I am an Environmental Scientist. I completed both my undergraduate and my Master of Science by Research degrees at the University of York in the UK. I have been working with atmosphere-ocean and phytoplankton-related topics over the last six years. My PhD research at the Linnaeus University aims to advance the understanding of the biotic and abiotic controls, species succession, and the interaction in the microbial food web in coastal areas of the Baltic Sea. In addition to being a scientist, I am a notable individual within the Turkish Cypriot community, passionate about raising awareness of environmental issues and climate change by publishing newspaper articles and participating in news channels as a guest speaker.
Research
The comprehensive understanding of the microbial food web interaction in marine waters, particularly in coastal areas is still lacking, making it difficult to predict its modification under the effect of different stressors such as future global warming conditions.

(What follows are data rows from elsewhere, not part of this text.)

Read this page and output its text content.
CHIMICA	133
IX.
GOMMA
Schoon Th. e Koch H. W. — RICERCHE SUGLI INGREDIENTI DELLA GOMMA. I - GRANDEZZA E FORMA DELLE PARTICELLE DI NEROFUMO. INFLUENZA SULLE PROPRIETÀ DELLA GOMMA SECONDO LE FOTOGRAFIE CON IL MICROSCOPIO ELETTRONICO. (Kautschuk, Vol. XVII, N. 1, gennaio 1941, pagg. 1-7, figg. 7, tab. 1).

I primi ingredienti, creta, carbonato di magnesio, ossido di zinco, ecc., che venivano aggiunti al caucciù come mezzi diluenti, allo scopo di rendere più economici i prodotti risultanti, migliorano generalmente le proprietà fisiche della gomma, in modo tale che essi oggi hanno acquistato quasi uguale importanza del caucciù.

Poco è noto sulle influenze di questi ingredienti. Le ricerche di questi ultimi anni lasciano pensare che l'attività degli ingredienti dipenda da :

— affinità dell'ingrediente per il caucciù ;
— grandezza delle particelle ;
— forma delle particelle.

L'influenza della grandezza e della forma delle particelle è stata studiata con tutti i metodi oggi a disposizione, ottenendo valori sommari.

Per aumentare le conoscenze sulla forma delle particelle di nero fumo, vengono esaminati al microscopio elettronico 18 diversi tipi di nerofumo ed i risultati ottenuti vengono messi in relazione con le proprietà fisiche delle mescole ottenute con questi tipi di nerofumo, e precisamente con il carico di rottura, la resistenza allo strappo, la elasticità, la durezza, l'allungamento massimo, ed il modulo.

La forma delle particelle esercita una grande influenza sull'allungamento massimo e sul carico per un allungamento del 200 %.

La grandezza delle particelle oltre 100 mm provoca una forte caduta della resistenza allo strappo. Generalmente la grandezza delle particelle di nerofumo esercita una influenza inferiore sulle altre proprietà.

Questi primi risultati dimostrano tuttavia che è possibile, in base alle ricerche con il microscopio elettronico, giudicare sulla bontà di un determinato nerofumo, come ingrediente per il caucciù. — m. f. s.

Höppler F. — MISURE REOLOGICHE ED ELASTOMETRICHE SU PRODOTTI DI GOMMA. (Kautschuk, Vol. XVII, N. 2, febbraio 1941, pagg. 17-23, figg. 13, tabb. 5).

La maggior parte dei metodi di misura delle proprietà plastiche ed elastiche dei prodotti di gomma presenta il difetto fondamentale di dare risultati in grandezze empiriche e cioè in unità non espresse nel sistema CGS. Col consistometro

The overall aim of this PhD project is to increase the understanding of the biotic and abiotic controls, species succession and interaction in the microbial food web in coastal areas of the Baltic Sea. We hypothesize that climate change will change the composition and abundance of phytoplankton. This will impact other components of the microbial food web and their interaction with each other. My Ph.D. project consists of integrative studies across organism levels ranging from micro- and nano grazers, and phytoplankton to bacteria and virus. This will be investigated in three subprojects: Study 1 involves field sampling to study bloom dynamics and controls in coastal waters. Study 2 involves laboratory experiments to study picophytoplankton growth response and grazing by zooplankton under different environmental stressors. Lastly, study 3 will investigate baltic zooplankton diet. The project will provide insights on multi-level interactions that are essential for understanding marine ecosystem functions and the future state of the marine food web efficiency for the higher trophic levels under the influence of climate change. Understanding the potential effects of climate stressors on marine microbial food web structure and functioning are crucial for the global carbon cycle, the production of goods and ecosystem services for people’s livelihoods. The project is a collaborative project within the Linnaeus University Centre EEMiS.